Devices that support high-speed mode begin operation in standard or fast mode. The controller code enables high-speed mode. The high-speed controller code allows for arbitration between the high-speed controllers and indicates the start of a high-speed mode transfer. The code enables internal current sources allowing the I2C communication bus to be faster than with just pullup resistors.

When enabled, high-speed data transfer continues through the data transmission. A repeated START continues high-speed mode data transmission, while a STOP condition returns the I2C bus to fast or standard mode. Figure 5-2 shows the start transmission to the high-speed controller code. This diagram shows the beginning of a high-speed mode transmission.

Figure 5-2 I2C High-Speed Controller Code

For this and subsequent byte and bit frame diagrams, the shaded codes are set by the controller device, while the non-shaded codes are set by the target device.

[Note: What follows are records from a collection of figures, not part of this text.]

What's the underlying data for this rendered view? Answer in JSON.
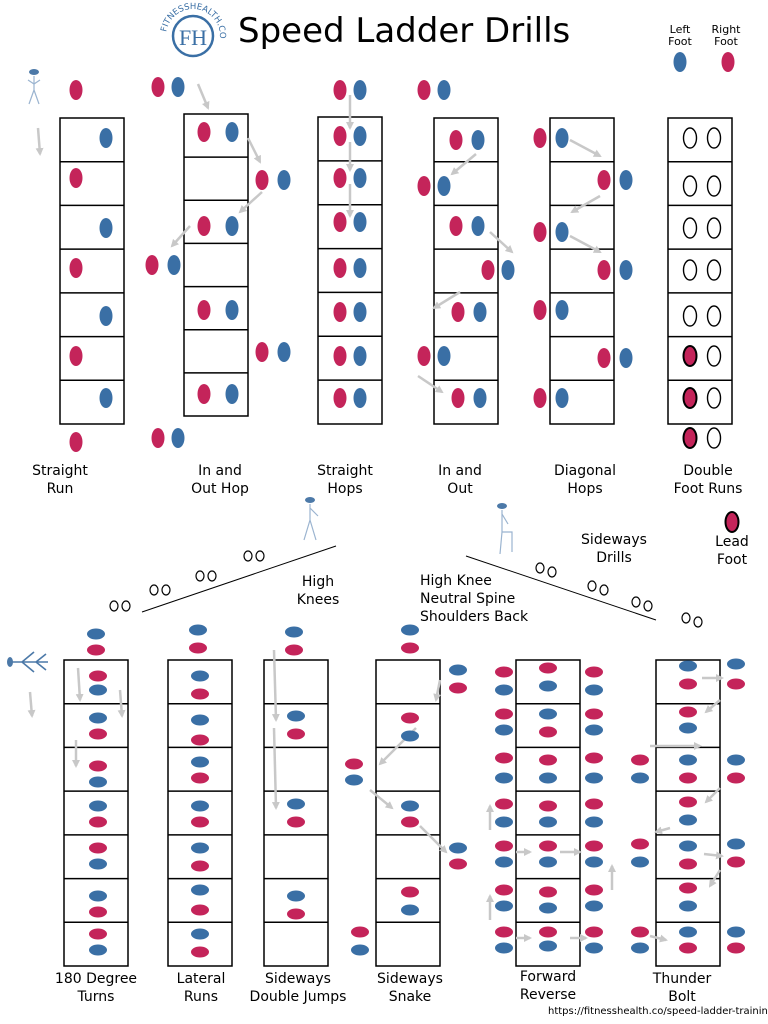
{
  "header": {
    "title": "Speed Ladder Drills",
    "logo_text": "FITNESSHEALTH.CO",
    "logo_initials": "FH"
  },
  "legend": {
    "left_foot": "Left Foot",
    "right_foot": "Right Foot",
    "lead_foot": "Lead Foot",
    "left_color": "#3a6fa5",
    "right_color": "#c4245a"
  },
  "drills": [
    {
      "name": "Straight Run"
    },
    {
      "name": "In and Out Hop"
    },
    {
      "name": "Straight Hops"
    },
    {
      "name": "In and Out"
    },
    {
      "name": "Diagonal Hops"
    },
    {
      "name": "Double Foot Runs"
    },
    {
      "name": "180 Degree Turns"
    },
    {
      "name": "Lateral Runs"
    },
    {
      "name": "Sideways Double Jumps"
    },
    {
      "name": "Sideways Snake"
    },
    {
      "name": "Forward Reverse"
    },
    {
      "name": "Thunder Bolt"
    }
  ],
  "notes": {
    "high_knees": "High Knees",
    "posture": [
      "High Knee",
      "Neutral Spine",
      "Shoulders Back"
    ],
    "sideways_drills": "Sideways Drills"
  },
  "footer": {
    "url": "https://fitnesshealth.co/speed-ladder-training"
  }
}
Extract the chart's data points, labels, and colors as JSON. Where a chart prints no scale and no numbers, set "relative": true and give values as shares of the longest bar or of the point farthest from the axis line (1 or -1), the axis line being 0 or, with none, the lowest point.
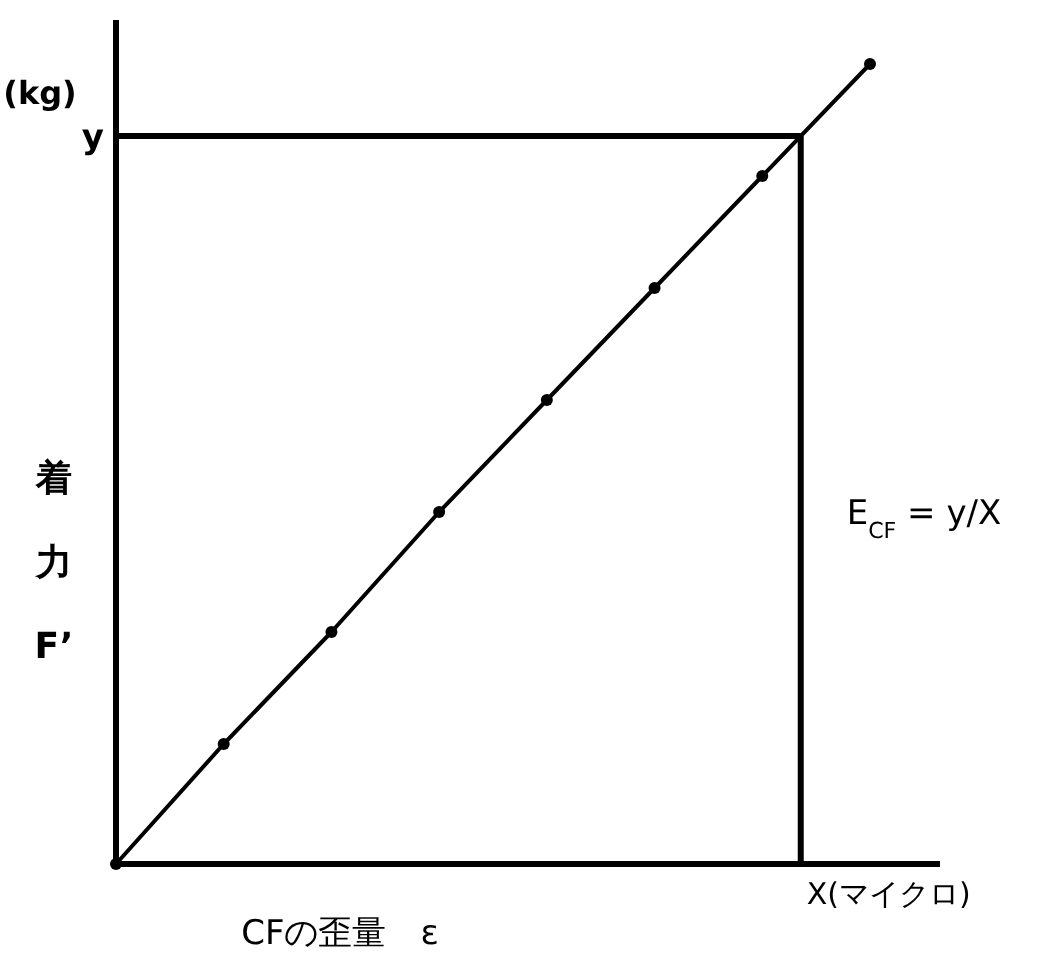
{
  "chart_data": {
    "type": "line",
    "relative": true,
    "xlabel": "CFの歪量　ε",
    "ylabel": "着力F’",
    "marker": "circle",
    "categories": [
      null,
      null,
      null,
      null,
      null,
      null,
      null,
      null
    ],
    "series": [
      {
        "color": "#000000",
        "values": [
          0,
          0.15,
          0.29,
          0.44,
          0.58,
          0.72,
          0.86,
          1
        ]
      }
    ],
    "ref_lines": [
      {
        "axis": "y",
        "value": 0.91,
        "label": "y",
        "color": "#000000"
      }
    ],
    "annotations": [
      "(kg)",
      "E$_{CF}$ = y/X",
      "X(マイクロ)"
    ]
  }
}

At the start of communication, the device starts in standard or fast mode. The controller sends a START condition by pulling SDA low followed by pulling SCL low. Then, the first byte is sent with the reserved address used for the high-speed controller code. The controller code enables high-speed mode for all devices that are capable of high-speed mode, and the internal circuits of the controller for high-speed mode are enabled. Figure 5-3 shows a detailed figure on how the I2C high-speed mode is enabled followed by communication with data.

Figure 5-3 Enabling I2C High-Speed Mode

The controller then sends the target address of the high-speed mode device and follows with a read or write bit for communication. Data is transmitted by the controller or target, with ACK for each data byte similar to the standard I2C communication. The target device continues communication until receiving a STOP condition or receiving a repeated START for a new target address.